Pour présenter la rue de Biche :
Dimanche 18 octobre 1998 (
Répulicain Lorrain)
La rue de Biche devrait s'appeler rue de Bise !
Après nous avoir fait découvrir la rue de Nachy et la rue René-Paquet, Pierre Brasme nous invite aujourd'hui à une promenade dans la rue de Biche.
Rue de Biche, une rue que connaissent bien les nombreux Woippyciens qui fréquentent le presbytère, la salle Interassociations et l'école de musique, ou qui participent aux cérémonies du souvenir devant le monument aux Morts. Mais savent-ils que cette rue, ainsi dénommée depuis mai 1933, devrait en réalité s'appeler rue de Bise, ou rue en Bise ?
Les recherches effectuées par René Mognon, membre du comité de la Société d'histoire de Woippy et chercheur assidu du passé woippycien, ont permis de redécouvrir l'origine réelle du nom. Certains historiens, dont René Paquet, avaient supposé l'existence d'un seigneur de Biche, nom lié selon eux à la toponymie du lieu. Or, consultant les anciens actes notariés, René Mognon a mis en évidence que ce lieu s'appelait « en Bize », expression à l'origine d'une famille y résidant. Dans un texte daté du 25 février 1659 en effet, le mot Bize (on trouvait parfois aussi Bixe), déformé, se lit, si l'on n'y prend garde, Biche : la déformation devient alors définitive et trompeuse.
Vers la bise
Le nom exact du lieu est donc « en Bize » ou « en Bise ». René Mognon en déduit que ce mot venait du fait que les gens allaient « vers la bise », donc au nord par rapport à la rue de Nachy. D'où le nom de la famille de Bize.
Reste le mystère de l'animal sculpté au fronton de la porte d'entrée de la tourelle du presbytère, et que l'on a souvent pris pour... une biche ! Il n'en est rien, selon René Mognon, car à y regarder de plus près il s'agit simplement d'un animal de boucherie : la famille de Bize comprenait parmi ses membres nombre de bouchers à Metz et d'éleveurs dans la région, notamment à Woippy.

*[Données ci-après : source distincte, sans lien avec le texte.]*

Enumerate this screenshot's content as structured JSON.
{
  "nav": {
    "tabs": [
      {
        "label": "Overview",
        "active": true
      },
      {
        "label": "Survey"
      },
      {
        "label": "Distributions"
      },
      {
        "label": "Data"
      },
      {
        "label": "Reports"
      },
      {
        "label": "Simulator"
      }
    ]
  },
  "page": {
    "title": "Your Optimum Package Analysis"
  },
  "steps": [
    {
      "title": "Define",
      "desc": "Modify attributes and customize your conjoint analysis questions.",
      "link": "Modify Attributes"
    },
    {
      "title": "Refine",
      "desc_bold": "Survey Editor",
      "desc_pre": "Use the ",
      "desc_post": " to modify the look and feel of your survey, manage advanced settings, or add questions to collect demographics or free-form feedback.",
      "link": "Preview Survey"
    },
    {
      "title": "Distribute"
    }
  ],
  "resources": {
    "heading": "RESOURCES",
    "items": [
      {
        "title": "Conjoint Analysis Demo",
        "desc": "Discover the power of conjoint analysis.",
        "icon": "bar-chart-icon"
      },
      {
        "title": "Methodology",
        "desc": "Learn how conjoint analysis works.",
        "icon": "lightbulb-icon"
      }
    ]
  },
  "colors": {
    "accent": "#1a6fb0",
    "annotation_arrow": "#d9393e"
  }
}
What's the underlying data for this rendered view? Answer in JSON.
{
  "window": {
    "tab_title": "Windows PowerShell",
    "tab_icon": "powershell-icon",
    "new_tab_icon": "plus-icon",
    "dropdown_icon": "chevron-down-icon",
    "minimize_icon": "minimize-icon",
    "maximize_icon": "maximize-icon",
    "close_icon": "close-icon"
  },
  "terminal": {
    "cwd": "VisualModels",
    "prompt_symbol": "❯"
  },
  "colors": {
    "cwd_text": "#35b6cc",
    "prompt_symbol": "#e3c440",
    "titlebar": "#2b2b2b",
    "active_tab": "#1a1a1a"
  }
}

Après avoir appartenu à différentes familles - dont Jean Fetiq, avocat au Parlement de Metz, et Anne-Madeleine Lefébure, veuve du seigneur de Moulins -, le bâtiment en question est acheté en 1808 par Pierre-Eugène Sechehaye. En 1893, il devient, et est encore, le presbytère, qui auparavant était situé à l'entrée de la ruelle, dans la maison faisant face au monument aux Morts. Celui-ci a été construit et inauguré en 1966, quelques mois avant la salle Interassociations.
Mariages
Pour terminer cette rapide promenade, il est bon de rappeler qu'à l'entrée de la rue de Biche, côté rue de l'Eglise, existait un vieux bâtiment, aujourd'hui disparu qui, aux XIXe et XXe siècles, abrita successivement une chapelle (sa vocation première), la mairie, école, le Syndicat des producteurs de fraises et de nouveau la mairie... nombre d'anciens Woippyciens se souviennent d'ailleurs s'y être mariés !
Vie paroissiale avec le presbytère et l'église proche. Vie associative avec la salle de réunion des associations, vie culturelle avec l'école de musique de l'Union de Woippy, vie patriotique avec le monument aux Morts : la rue de Biche, bien qu'excentrée et peu passante, est au cœur du passé et du présent woippycien. Une rue à découvrir... en attendant notre prochaine promenade dans la rue de Ladonchamps.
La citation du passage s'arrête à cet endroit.